No sé cuándo considerarás tú normal introducir a una pareja en tu círculo de amistades. Quiero decir, en mi caso, por ejemplo, mis amigos suelen conocer a los chicos con los que salgo cuando tengo claro que no somos solo un rollo pasajero y empezamos a hacer cosas de pareja. No es necesario que nos hayamos prometido amor eterno ni puesto fecha de boda. Cuando siento que esa persona forma parte de mi vida, empiezo a mezclar la esfera en la que nos manejamos juntos con la esfera que comparto con mis amigos. La esfera familiar suelo reservarla para un poco más adelante, pero los amigos… si alguien me importa quiero que mis amigos le conozcan.

Por eso me llamaba la atención que el chico del que vengo a hablar no pareciera tener la menor intención de presentarme a los suyos. Llevábamos más de seis meses juntos y ni la más mínima mención a un posible encuentro con sus colegas. No porque no los tuviera, me hablaba de ellos. Conocía los nombres de los más cercanos. Sabía quién tenía novia, quién no, a qué se dedicaban… esas cosas. Pero no los conocía en persona, básicamente porque ni me los presentaba ni coincidíamos nunca con ellos en ninguna parte.

A mí el tema me tocaba la moral. Empecé a pensar que se avergonzaba de mí. O que en realidad estaba casado y llevaba una doble vida en la que yo era la amante bandida o algo. Así que, bueno, me puse un poco tóxica, la verdad. Le pregunté, le presioné y me puse farruca. Al punto de que o cedía o me mandaba a tomar viento cubano.

Para mi sorpresa, lo que hizo fue explicarme por qué no quería que conociera a sus amigos: porque no quería que pensara que él era como ellos.

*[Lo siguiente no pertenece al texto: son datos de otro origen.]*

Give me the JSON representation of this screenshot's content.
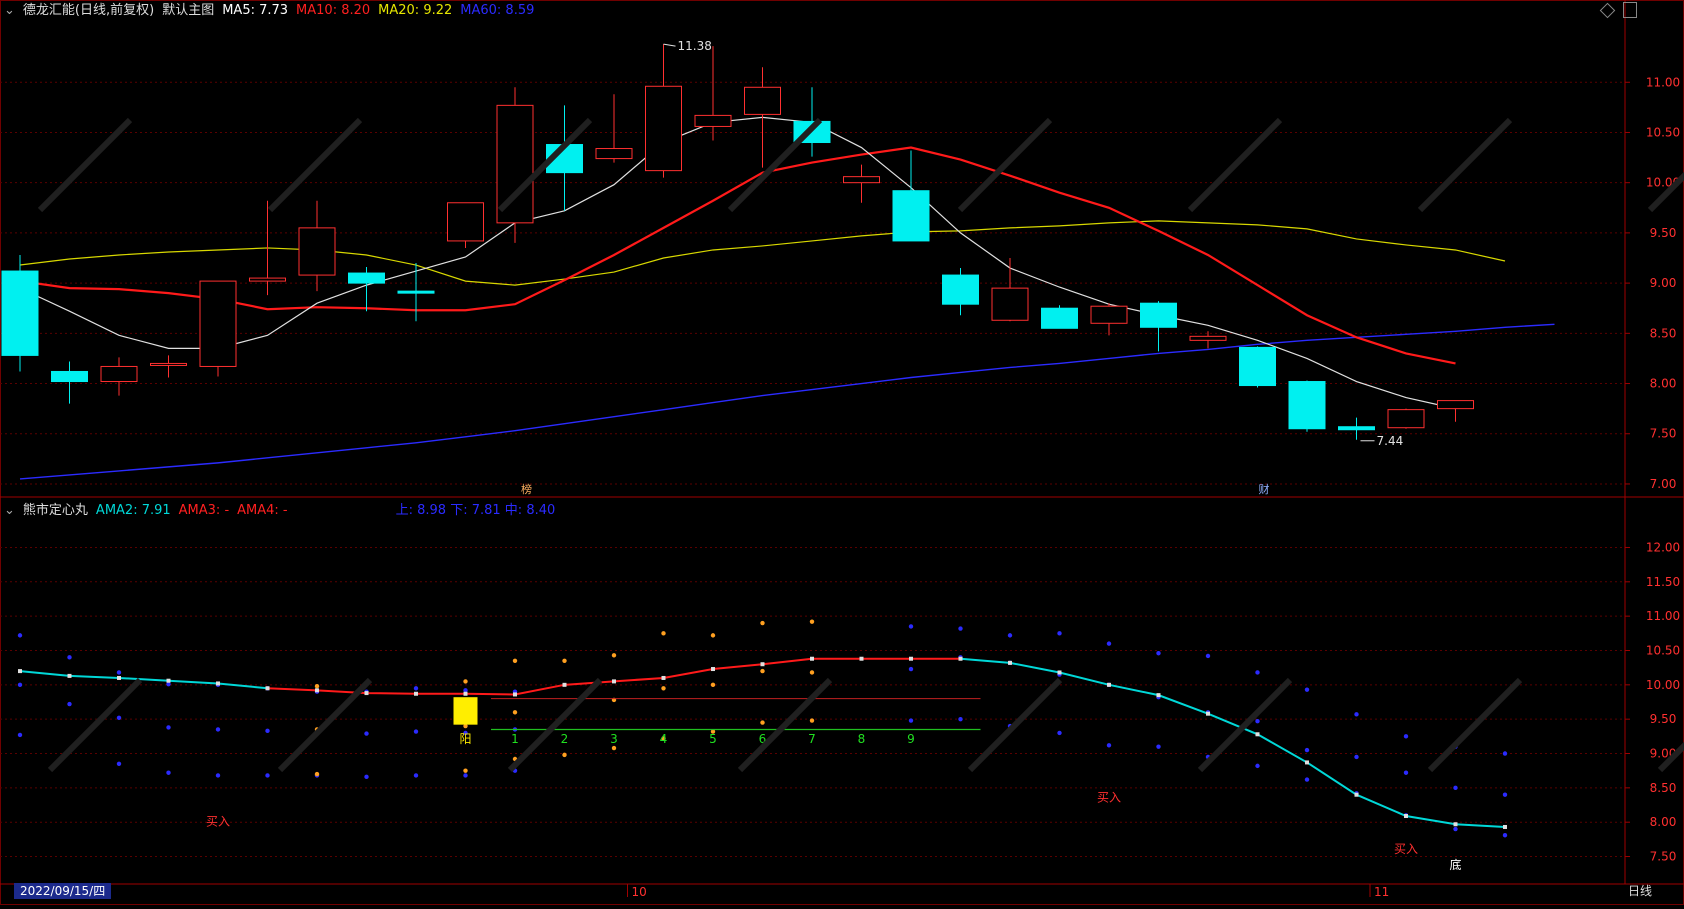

O sea, de quien se avergonzaba era de sus colegas. Y yo pensando: tampoco será para tanto. Pues lo era.

Comprendí sus miedos antes de que nos sirvieran la segunda ronda de cervezas. Menuda panda de machirulos, misóginos, maleducados e impresentables. La cosa era mucho peor de lo que él me había avisado, por Dios. Tuve la fortuna de conocer solo a cuatro, pero no me quedaron ganas de más. Porque esa tarde en la que nos presentó, entre unas cosas y otras descubrí que teníamos un conocido común. Lo típico, el amigo de una amiga. Y esa amiga corroboró mi primera impresión y añadió algunos datos de interés. Como que además de todo lo anterior, eran una panda de degenerados a los que se les activaba el wifi cuando pasaban por delante de todos los prostíbulos de la zona. Posiblemente también de los alrededores.

Eso era lo que más le preocupaba al que entonces consideraba mi novio. Temía que me enterase de la fama de su cuadrilla y que pensara que era como ellos, pobrecillo. Me la coló durante dos meses más, porque, spoiler, sí que lo era. Debajo del disfraz (muy logrado, todo hay que decirlo), era igual de machirulo e impresentable. Y compartía todas y cada una de las aficiones de sus coleguitas, prostíbulos incluidos. Nunca lo admitió, pero es bien cierto que se pilla antes a un mentiroso que a un cojo y la mierda saltó con tan solo tirar de un par de hilos.

Ojalá me hubiera encabezonado en lo de que me presentara a sus amigos mucho antes. Me hubiera ahorrado meses de perder el tiempo con alguien cuyos valores dejaban tanto que desear.